I have two figs, Negronne (also called Violette de Bordeaux, Petite Negra, or Ronde de Bordeaux), which is a smaller (but still vigorous) fig that produces medium-small deep purple fruits with burgundy-red interior. To me, these smaller fruits do not diminish my opinion of this tree at all, because while each fruit smaller, the flavor profile is superb. Each fruit has strong strawberry overtones, and melts in the mouth.
Negronne figs also dry well, and make beautiful, deep maroon-colored jam. It is by far my favorite fig of the 8 or so varieties I’ve tasted. If autumn is mild, they will give you two crops a year. And an additional bonus: unlike many of the larger figs, these more petite fruits are not prone to splitting while maturing.
My second fig, the Desert King, is one of the most common figs grown in my area. It’s easy to understand why. This large vigorous tree can get 35 feet tall without pruning, and its fruits are equally impressive. The green fruit with a pale pink inside can be as large as my fist in a good year. While they only produce one crop a year, some years I get as many as 250 fruit of of one tree.
There are dozens of other tasty and beautiful fig varieties on the market, with varying cold hardiness, productivity, and fruit shape/color. My favorite source for fig trees is One Green World Nursery here in Portland, Oregon. They ship all over, and have a huge selection of permaculture trees, shrubs, and perennial vegetables. You can also propogate figs very easily from cuttings, so ask in your local garden clubs when folks are pruning if you can take cuttings and start your own tree for free.
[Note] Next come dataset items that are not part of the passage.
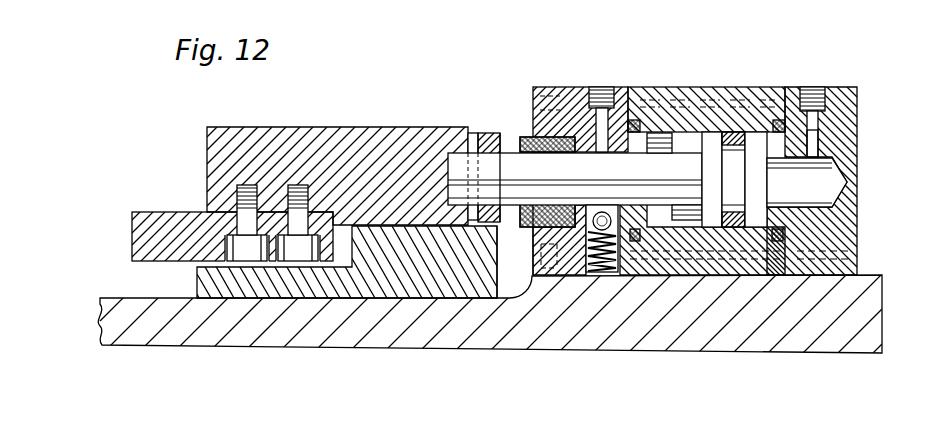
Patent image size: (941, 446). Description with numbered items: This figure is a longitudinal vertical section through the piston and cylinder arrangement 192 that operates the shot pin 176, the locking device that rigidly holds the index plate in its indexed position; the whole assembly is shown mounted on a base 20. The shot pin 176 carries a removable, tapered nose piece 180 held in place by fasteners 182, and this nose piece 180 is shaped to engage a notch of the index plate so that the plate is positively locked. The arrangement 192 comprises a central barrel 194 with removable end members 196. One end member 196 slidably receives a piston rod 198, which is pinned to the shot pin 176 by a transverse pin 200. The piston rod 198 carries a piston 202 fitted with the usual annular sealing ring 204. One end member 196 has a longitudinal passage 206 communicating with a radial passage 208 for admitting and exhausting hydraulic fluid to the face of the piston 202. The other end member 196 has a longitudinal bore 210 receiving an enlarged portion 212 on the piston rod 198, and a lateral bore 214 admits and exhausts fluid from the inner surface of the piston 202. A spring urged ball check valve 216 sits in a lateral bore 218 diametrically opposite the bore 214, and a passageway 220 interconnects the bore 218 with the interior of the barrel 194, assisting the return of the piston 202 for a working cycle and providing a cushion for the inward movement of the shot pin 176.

The base 20 is at (777, 346).
The shot pin 176 is at (357, 142).
The nose piece 180 is at (147, 235).
The fasteners 182 is at (242, 225).
The piston and cylinder arrangement 192 is at (774, 82).
The central barrel 194 is at (715, 92).
The end members 196 is at (567, 92).
The piston rod 198 is at (512, 163).
The transverse pin 200 is at (471, 133).
The piston 202 is at (705, 137).
The annular sealing ring 204 is at (735, 133).
The longitudinal passage 206 is at (847, 170).
The radial passage 208 is at (818, 137).
The longitudinal bore 210 is at (643, 203).
The enlarged portion 212 is at (668, 135).
The lateral bore 214 is at (603, 87).
The spring urged ball check valve 216 is at (598, 203).
The lateral bore 218 is at (590, 270).
The passageway 220 is at (658, 238).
If you currently grow figs, I hope this post helped you know when to pick for maximum flavor and enjoyment. If you don’t grow figs, I hope this post encourages you to consider common figs for your permaculture system.
There is absolutely nothing that compares to a fig picked fresh from the tree at peak ripeness. Permaculture design creates an opportunity for us to expand the diversity in our diets, and the pure enjoyment of our food. And a fresh ripe fig is the very definition of pure enjoyment.